What's the right software to maintain and display a calendar of relatively infrequent future events?
March 22, 2009 11:49 AM   Subscribe

What's the right software to maintain and display a calendar of relatively infrequent future events, as well as blog-like news postings? I maintain a website for specialists in my field of mathematics, and one section consists of announcements for upcoming and recent conferences. Another is for news announcements: a basic blog-style list of entries. Both are currently run by our 7-year-old Movable Type installation, in combination with a good bit of chewing gum and baling twine. I'd like to redesign the whole schmear, including the back end. Is wordpress (plus more gum and twine) the right solution? Is there some other system that makes more sense?

Link.

Here's the current setup, which hasn't changed since launch in 2002: Movable Type runs two blogs: "News" and "Conferences". The former is your basic blog, except that we only show one entry on the front page, and generally have only an entry a month or so.

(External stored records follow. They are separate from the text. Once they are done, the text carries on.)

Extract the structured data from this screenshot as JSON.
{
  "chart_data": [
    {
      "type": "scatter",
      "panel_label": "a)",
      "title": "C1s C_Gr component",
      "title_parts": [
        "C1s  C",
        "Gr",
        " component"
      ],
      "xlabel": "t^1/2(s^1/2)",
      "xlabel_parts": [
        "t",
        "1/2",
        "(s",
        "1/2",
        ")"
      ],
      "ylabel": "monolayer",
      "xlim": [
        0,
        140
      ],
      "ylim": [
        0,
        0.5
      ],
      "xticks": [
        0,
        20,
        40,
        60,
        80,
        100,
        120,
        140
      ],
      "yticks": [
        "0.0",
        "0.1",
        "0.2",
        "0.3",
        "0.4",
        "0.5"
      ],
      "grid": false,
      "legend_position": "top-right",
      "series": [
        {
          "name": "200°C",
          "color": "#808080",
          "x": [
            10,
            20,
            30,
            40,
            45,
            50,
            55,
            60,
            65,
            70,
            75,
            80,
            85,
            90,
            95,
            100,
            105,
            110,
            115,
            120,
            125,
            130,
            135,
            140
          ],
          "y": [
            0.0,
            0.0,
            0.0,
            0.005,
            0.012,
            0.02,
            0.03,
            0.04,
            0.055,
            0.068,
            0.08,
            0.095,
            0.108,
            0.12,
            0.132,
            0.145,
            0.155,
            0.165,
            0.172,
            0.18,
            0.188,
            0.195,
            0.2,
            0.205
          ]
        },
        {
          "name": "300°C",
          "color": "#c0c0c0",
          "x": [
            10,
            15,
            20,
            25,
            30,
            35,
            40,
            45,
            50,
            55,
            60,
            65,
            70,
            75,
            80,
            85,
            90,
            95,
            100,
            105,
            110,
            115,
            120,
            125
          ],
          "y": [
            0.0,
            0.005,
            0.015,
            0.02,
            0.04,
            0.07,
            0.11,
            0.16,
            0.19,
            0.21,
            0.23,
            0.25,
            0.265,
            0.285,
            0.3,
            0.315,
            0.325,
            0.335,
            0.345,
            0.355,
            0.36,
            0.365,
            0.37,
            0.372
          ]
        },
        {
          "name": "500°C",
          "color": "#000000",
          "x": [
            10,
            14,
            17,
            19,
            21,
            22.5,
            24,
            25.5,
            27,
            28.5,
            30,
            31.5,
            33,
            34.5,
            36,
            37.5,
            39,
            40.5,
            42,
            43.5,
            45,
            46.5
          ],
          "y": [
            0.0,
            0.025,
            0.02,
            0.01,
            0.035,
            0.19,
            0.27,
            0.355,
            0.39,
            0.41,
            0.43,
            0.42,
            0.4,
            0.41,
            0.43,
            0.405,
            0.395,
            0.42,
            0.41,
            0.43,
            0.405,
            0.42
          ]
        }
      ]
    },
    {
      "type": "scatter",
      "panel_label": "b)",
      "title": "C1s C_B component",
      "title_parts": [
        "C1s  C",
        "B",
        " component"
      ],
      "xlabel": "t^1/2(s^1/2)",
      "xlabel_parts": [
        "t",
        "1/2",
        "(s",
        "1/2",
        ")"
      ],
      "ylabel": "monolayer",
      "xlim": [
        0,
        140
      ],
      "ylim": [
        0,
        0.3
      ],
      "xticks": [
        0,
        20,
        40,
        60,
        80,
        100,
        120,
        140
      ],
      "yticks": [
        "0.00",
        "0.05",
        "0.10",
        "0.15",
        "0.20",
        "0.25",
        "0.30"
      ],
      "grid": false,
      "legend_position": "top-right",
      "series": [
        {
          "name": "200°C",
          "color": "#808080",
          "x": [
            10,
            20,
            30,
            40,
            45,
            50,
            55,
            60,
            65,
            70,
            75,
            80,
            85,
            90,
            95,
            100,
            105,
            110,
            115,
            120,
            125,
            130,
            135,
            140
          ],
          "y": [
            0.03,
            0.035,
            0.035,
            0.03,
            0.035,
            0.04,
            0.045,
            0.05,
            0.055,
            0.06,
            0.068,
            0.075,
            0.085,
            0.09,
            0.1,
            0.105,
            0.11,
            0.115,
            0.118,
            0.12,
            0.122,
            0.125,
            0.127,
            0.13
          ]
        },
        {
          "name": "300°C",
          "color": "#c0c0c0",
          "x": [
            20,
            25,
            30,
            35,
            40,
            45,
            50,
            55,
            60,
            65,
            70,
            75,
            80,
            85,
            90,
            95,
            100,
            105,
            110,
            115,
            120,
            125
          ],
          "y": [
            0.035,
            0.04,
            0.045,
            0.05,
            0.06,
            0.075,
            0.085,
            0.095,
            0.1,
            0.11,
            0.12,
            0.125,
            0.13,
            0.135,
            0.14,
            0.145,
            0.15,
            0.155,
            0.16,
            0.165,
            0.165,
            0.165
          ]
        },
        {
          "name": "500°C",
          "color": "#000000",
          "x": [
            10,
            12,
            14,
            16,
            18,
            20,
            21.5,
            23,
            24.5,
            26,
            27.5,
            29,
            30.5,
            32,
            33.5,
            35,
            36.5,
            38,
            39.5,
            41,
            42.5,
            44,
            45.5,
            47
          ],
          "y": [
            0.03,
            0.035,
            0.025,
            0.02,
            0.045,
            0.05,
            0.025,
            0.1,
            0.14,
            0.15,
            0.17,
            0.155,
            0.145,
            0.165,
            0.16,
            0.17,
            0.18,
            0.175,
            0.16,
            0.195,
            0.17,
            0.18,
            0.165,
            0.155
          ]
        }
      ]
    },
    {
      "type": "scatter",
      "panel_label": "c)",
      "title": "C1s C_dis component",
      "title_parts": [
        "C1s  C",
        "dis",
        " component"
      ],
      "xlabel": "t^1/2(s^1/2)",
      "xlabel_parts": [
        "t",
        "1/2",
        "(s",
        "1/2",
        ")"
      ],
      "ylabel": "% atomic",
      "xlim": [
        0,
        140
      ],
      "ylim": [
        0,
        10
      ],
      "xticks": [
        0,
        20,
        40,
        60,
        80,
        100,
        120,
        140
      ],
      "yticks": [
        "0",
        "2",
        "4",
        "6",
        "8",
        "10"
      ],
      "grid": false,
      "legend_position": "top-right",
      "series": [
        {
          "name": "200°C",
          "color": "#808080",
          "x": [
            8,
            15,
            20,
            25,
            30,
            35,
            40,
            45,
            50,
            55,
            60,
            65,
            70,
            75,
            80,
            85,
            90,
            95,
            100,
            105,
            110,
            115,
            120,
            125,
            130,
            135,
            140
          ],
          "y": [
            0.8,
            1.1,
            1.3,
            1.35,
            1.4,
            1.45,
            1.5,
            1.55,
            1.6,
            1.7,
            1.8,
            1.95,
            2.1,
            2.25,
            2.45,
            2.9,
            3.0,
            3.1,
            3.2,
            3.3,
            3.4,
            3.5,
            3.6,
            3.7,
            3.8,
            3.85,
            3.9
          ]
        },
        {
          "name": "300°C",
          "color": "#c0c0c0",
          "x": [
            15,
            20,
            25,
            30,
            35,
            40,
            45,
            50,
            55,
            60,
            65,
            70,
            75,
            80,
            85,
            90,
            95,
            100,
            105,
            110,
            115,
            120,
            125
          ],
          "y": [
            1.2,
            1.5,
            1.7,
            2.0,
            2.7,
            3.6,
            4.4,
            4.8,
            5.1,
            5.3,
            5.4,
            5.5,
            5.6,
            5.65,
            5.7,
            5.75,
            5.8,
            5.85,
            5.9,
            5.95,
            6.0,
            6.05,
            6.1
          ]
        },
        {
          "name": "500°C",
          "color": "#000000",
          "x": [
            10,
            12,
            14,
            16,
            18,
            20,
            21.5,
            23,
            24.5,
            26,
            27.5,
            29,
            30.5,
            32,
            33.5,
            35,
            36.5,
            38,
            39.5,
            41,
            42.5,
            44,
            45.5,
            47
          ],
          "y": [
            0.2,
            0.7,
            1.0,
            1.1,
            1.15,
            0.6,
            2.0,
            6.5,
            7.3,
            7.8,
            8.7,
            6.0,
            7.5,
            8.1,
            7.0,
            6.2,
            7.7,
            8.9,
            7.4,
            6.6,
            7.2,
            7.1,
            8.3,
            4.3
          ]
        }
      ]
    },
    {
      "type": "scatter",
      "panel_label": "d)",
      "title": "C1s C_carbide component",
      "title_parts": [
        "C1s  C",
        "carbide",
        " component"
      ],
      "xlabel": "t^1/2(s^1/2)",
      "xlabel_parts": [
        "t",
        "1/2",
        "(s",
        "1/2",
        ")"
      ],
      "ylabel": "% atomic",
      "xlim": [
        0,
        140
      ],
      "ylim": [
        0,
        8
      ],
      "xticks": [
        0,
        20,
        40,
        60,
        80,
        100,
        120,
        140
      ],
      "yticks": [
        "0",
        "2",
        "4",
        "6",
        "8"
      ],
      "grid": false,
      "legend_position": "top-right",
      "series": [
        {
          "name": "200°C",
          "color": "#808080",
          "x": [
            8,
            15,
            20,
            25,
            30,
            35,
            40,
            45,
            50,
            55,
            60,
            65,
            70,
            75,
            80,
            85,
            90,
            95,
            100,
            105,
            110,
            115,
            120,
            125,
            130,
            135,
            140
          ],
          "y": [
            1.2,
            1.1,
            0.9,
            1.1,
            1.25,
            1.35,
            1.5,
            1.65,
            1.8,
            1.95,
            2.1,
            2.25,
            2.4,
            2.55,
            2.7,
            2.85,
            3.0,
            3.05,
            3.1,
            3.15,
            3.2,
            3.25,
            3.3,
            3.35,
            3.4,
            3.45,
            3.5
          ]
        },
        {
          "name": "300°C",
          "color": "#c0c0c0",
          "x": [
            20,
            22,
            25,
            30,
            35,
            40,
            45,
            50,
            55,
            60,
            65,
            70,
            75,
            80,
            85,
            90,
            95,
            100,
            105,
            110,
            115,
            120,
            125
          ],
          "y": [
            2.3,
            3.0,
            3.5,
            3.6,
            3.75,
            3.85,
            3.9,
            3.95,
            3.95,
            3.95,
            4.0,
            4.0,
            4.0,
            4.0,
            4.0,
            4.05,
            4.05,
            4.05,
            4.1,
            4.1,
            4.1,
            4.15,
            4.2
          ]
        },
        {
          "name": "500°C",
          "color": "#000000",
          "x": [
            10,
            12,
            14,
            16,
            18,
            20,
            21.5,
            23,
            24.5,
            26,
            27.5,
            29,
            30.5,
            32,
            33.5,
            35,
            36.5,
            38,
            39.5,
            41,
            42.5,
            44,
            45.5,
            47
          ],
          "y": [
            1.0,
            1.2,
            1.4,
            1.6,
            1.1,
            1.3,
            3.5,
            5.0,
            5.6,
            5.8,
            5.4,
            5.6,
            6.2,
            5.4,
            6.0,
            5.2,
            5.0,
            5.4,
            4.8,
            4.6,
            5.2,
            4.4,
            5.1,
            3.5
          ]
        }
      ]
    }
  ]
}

Each entry in "Conferences" is added when we learn about it, and post-dated to the first day of the conference. This system works ok, since most conferences are just a day or two, but there are some that are a week, month, or even a semester long, and this causes problems. When first posted, they're in an "upcoming" category that displays in one place, then changed by hand to a "past" category that shows up in another place when they're past. Drawback: I often forget to change the category, which makes me look stupid. We average about 3 conferences a month, though they tend to cluster in March, June, and October. Lead time is up to a year.

I'd like to redesign and bring it up to web-2.whateverwe'reuptonow snuff, both in front and behind. Wordpress seems to be the default these days. I could do the same acrobatics to get the conferences into wordpress, I guess, but it sure seems like there should be a better way. Do you know of one?

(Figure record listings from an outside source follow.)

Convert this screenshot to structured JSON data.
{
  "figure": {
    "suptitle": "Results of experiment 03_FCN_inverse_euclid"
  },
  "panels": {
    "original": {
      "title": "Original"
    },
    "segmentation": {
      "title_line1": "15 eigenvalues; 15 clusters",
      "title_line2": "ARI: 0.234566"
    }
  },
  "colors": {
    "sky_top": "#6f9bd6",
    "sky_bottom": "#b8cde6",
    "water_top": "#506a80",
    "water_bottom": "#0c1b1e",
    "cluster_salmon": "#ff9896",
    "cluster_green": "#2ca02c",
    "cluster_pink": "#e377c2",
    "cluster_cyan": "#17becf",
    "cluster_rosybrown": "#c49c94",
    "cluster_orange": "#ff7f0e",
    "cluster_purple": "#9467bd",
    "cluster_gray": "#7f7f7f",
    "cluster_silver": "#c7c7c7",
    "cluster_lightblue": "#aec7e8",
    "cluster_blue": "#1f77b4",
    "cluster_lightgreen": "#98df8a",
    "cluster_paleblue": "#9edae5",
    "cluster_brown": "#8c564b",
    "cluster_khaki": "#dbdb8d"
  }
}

I run this out of my pocket and in my free time, so free and drop-in solutions are best, but if you've got good ideas, lay 'em on me.
posted by gleuschk to Computers & Internet (5 answers total)
 
Best answer: Drupal plus the Calendar and Views modules might be what you are looking for. More work to set up, but almost limitless options.
posted by Nothing at 1:30 PM on March 22, 2009


Best answer: If you really want to Web-2.0-ify this shizzle, do this: move into a "semantic web" CMS like Semantic Mediawiki, Drupal 7.0 (not released yet), or Drupal 6.0 with Content Construction Kit module. There's probably some version of Wordpress like this, I'm not sure.

A semantic web CMS will allow you to add custom fields to the conference blog postings: fields like event date, location, et cetera. (Many CMSs have some measure of functionality around this but a semantic web CMS is totally built around that sort of thing.)

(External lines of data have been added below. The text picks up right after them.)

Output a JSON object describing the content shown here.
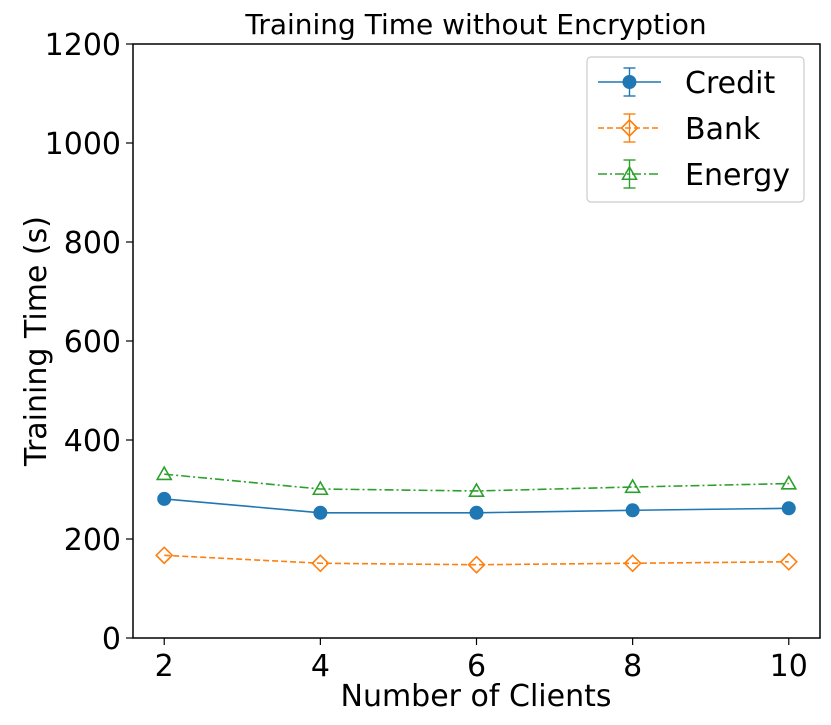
{
  "chart_data": {
    "type": "line",
    "title": "Training Time without Encryption",
    "xlabel": "Number of Clients",
    "ylabel": "Training Time (s)",
    "x": [
      2,
      4,
      6,
      8,
      10
    ],
    "xlim": [
      1.6,
      10.4
    ],
    "ylim": [
      0,
      1200
    ],
    "xticks": [
      "2",
      "4",
      "6",
      "8",
      "10"
    ],
    "yticks": [
      "0",
      "200",
      "400",
      "600",
      "800",
      "1000",
      "1200"
    ],
    "grid": false,
    "legend_position": "top-right",
    "series": [
      {
        "name": "Credit",
        "values": [
          281,
          253,
          253,
          258,
          262
        ],
        "color": "#1f77b4",
        "marker": "circle-filled",
        "line_style": "solid"
      },
      {
        "name": "Bank",
        "values": [
          167,
          151,
          148,
          151,
          154
        ],
        "color": "#ff7f0e",
        "marker": "diamond-open",
        "line_style": "dashed"
      },
      {
        "name": "Energy",
        "values": [
          331,
          301,
          297,
          305,
          312
        ],
        "color": "#2ca02c",
        "marker": "triangle-open",
        "line_style": "dashdot"
      }
    ]
  }
}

Next you need to create a special page in PHP (or whatever the server-side language of your CMS is) that exports the data for all of your conference postings as a JSON array. (If you know any programming at all, this is much easier than it sounds - don't be intimidated.)

Finally, a little bit of javascript nipping and tucking will hook up your JSON output to one or more of the Exhibit browser database example applications, which will be able to display various sorted tables of the conferences, display a timeline with upcoming conferences, and show the location of a group of conferences on Google Maps.

If you can pull off what I'm describing above (which really is not anything you should be intimidated by if you do your own web stuff already, believe me) not only will it involve all free software but it will actually be much more Web-2.0-ish than most things you could pay for.
posted by XMLicious at 1:55 PM on March 22, 2009


Best answer: One option to consider is upgrading to the latest version of Movable Type. You can now do much more sophisticated things with the templating language, including date comparisons, and you could easily eliminate the need for manual re-categorizing. You may also find that other features of modern MT will suit your needs as far as redesigning, and it's likely you can eliminate much if not all of the GumTwine. Worth an experimental download and install, at least.
posted by staggernation at 4:20 PM on March 22, 2009


Best answer: Wordpress has a plugin called Gig Press that is designed for bands, but I would assume that it can also work for any sort of scheduling needs.
posted by theichibun at 5:51 PM on March 22, 2009


Best answer: Do a search on the word "events" in the WordPress plugins directory and you'll find several possibilities for you. GigPress is good, but there are others.